Manufacturers of traffic signal heads now have a power-saving alternative to conventional incandescent lamps. HEWLETT-PACKARD JAPAN LTD. is marketing its parent's new line of high-intensity, high-efficiency bluish-green LED (light-emitting diode) lamps. HEWLETT-PACKARD CO. already is the world's biggest supplier of high-brightness red and yellow LED lamps for traffic signals. The "traffic-signal green" lamps, marketed as the HLMP-CExx, are available in a range of luminous intensities and in two different viewing angles.
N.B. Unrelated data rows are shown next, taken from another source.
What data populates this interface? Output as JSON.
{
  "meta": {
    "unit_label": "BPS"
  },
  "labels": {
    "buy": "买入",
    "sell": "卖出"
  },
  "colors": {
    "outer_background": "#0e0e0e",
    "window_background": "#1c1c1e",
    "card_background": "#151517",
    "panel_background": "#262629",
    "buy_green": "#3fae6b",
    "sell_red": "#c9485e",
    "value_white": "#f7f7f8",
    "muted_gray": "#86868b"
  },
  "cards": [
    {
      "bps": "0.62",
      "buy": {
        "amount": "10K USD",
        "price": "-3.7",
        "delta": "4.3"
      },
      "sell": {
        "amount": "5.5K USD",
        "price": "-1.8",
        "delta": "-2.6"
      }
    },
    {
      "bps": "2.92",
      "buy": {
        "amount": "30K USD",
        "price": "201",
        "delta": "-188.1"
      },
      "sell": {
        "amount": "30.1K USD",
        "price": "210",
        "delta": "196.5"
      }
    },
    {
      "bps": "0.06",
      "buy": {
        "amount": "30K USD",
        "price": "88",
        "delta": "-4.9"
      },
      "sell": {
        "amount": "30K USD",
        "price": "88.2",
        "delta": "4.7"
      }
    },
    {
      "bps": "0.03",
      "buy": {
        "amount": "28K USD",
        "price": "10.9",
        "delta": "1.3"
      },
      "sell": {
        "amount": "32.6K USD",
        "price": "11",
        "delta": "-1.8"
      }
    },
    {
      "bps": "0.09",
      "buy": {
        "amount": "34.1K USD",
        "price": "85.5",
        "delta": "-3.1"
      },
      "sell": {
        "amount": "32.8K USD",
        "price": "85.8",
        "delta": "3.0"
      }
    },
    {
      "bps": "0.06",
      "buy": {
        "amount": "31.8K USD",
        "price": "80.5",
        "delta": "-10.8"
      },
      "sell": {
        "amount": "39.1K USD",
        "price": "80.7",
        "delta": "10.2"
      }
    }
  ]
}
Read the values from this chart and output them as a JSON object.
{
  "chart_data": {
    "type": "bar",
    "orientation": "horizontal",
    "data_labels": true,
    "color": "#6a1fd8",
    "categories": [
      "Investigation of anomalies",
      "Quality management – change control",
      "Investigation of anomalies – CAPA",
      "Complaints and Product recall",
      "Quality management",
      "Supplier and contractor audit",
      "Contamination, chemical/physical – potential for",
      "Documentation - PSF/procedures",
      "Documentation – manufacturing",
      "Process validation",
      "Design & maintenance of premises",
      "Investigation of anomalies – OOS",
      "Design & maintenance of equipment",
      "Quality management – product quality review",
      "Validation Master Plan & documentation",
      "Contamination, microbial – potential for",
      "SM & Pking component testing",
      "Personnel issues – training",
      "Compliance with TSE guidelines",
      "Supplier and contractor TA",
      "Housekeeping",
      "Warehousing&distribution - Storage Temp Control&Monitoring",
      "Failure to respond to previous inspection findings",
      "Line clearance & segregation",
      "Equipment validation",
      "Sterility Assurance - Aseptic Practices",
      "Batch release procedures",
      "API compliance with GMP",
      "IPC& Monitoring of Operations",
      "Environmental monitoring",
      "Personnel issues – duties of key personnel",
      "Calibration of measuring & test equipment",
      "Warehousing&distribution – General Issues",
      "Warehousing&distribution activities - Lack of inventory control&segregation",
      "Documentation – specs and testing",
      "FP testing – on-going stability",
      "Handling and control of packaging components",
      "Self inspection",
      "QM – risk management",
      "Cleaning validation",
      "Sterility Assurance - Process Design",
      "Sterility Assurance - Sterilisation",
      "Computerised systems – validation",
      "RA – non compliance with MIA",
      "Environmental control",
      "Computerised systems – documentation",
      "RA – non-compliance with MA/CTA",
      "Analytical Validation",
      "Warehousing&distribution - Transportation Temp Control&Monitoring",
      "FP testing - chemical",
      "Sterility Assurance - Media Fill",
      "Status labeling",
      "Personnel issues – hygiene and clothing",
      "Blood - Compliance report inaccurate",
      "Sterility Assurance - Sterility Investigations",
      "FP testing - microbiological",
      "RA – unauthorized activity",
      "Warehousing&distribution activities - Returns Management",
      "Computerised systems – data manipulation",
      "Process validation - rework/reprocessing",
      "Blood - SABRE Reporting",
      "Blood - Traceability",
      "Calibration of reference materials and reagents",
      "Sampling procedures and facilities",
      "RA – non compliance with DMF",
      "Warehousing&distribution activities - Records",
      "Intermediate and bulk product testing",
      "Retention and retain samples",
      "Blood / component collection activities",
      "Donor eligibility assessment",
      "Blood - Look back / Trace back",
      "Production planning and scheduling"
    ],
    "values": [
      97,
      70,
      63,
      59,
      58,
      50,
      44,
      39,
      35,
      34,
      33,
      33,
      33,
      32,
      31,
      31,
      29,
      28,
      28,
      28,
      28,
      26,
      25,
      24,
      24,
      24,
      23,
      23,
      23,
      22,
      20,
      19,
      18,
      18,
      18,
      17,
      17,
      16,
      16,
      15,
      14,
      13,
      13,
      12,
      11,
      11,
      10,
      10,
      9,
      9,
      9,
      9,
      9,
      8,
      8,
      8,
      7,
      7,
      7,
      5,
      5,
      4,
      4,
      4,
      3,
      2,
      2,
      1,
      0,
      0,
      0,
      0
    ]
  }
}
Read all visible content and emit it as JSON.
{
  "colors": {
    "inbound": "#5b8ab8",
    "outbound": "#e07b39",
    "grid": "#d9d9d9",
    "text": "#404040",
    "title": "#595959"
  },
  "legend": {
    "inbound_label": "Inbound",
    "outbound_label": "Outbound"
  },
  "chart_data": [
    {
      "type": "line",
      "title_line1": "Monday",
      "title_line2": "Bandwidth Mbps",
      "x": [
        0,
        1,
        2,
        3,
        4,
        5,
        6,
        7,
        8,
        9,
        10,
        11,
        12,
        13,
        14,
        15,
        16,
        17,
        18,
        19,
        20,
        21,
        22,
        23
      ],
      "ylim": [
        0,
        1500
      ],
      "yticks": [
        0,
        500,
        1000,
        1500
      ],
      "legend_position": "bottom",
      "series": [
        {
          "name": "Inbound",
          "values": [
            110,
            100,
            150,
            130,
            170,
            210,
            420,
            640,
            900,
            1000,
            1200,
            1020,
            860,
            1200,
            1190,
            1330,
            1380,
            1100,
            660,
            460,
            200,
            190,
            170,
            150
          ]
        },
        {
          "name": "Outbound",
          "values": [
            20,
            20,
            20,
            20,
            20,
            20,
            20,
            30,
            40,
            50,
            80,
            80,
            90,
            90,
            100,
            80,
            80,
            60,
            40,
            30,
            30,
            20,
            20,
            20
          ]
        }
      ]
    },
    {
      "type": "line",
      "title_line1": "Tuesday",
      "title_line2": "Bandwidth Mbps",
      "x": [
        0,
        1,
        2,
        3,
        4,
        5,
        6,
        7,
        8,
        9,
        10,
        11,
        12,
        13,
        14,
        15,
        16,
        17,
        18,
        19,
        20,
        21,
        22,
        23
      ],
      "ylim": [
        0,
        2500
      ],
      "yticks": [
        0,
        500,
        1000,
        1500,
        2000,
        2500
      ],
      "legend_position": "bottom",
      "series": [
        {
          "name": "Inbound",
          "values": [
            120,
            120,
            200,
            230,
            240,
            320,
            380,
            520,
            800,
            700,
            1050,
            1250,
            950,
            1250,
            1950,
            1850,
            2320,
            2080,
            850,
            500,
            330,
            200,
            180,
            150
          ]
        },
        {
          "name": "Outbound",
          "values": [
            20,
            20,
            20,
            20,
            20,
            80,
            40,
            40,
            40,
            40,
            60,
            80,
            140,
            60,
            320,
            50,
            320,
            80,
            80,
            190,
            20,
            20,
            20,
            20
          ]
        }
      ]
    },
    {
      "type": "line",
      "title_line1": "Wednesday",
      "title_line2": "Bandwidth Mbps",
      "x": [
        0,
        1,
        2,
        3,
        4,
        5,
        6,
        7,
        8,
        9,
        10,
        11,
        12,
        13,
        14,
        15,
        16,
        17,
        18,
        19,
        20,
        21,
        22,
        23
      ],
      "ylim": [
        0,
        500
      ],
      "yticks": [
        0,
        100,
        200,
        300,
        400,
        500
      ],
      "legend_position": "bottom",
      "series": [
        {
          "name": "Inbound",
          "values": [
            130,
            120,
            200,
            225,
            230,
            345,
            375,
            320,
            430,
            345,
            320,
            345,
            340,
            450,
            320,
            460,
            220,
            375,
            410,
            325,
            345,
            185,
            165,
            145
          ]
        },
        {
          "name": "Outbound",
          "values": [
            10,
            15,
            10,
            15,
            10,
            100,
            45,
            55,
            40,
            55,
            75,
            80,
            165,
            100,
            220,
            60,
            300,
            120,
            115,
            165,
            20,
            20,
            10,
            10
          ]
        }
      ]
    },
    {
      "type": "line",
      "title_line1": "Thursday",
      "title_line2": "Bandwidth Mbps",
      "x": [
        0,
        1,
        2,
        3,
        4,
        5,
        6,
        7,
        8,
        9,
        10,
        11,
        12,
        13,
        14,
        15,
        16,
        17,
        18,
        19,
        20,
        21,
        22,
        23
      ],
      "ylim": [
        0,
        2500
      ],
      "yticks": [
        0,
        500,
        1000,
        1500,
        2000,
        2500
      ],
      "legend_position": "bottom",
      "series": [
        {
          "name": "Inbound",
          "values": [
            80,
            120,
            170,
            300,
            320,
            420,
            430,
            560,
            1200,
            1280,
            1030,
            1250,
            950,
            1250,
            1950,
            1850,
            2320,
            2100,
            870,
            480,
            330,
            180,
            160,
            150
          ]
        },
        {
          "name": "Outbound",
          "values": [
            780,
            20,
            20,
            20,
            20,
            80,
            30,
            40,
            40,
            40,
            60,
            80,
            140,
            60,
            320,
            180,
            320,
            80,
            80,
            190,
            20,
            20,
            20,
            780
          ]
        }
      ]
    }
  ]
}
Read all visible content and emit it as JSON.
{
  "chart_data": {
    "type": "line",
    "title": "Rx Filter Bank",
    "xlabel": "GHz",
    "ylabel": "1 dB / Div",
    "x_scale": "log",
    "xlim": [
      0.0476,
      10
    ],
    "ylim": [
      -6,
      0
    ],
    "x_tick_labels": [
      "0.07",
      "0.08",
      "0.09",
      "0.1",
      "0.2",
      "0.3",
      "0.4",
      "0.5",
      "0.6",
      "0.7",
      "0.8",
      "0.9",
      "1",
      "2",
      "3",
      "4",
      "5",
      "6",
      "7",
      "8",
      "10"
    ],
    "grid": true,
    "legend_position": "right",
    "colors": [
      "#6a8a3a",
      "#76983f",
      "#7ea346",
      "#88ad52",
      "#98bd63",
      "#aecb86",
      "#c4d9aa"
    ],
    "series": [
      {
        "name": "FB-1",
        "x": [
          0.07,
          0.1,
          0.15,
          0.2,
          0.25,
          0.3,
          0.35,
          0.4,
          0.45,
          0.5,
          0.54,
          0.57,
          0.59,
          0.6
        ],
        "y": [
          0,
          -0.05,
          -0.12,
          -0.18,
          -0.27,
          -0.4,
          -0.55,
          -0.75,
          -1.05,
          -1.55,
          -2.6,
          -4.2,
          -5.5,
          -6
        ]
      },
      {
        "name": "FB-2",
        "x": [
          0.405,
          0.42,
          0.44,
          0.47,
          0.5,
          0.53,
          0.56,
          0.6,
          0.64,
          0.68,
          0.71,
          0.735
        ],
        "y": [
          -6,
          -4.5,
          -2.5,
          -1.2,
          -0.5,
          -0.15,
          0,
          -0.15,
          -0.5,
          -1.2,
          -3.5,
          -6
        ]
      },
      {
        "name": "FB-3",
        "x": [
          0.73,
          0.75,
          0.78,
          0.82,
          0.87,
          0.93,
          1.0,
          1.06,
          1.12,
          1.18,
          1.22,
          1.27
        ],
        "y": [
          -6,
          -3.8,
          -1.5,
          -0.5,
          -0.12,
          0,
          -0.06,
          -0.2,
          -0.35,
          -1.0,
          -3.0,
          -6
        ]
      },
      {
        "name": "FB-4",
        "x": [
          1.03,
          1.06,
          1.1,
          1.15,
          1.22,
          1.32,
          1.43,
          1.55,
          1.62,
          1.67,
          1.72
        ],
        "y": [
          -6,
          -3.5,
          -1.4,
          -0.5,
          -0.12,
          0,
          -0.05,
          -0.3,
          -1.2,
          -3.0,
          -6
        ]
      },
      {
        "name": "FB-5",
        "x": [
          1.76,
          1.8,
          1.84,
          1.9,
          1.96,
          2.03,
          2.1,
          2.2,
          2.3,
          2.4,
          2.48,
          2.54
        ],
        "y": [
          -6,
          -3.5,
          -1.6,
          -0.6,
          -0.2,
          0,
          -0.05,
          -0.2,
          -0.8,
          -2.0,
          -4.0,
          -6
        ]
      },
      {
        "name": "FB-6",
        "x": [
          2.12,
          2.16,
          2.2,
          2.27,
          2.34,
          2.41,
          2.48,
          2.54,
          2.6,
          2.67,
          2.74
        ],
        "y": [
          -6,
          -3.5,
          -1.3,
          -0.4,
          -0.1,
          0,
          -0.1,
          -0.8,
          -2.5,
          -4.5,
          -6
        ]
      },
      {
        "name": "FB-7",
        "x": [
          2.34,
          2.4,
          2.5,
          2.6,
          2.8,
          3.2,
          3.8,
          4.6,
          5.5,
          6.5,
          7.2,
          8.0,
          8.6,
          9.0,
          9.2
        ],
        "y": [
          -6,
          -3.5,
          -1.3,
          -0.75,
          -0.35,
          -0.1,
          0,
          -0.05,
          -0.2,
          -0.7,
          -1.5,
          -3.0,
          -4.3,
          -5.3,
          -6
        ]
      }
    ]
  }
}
HP Japan also is offering the HLMP-CMxx line, which consists of "pure green" and blue lamps, for general applications, including outdoor signs. Sample prices of both families start at $1.00 each in quantity. HP Japan expects to sell 2 million of all the new lamps monthly.

With wafer yield improvement a constant challenge in semiconductor production as device geometries become smaller and smaller, APPLIED MATERIALS, INC. believes that it will find a strong market in Japan for its recently introduced high-speed defect- review scanning electronic microscope system. The $2.3 million SEMVision DR-SEM is described as the first fully automated defect review and classification SEM specifically designed for in-line operation on state-of-the-art production lines. It is said to be five to 10 times faster than existing off-line, manual SEMs, providing defect classification at a throughput of up to 300 defects an hour.

An exchange rate of ¥140=$1.00 was used in this report.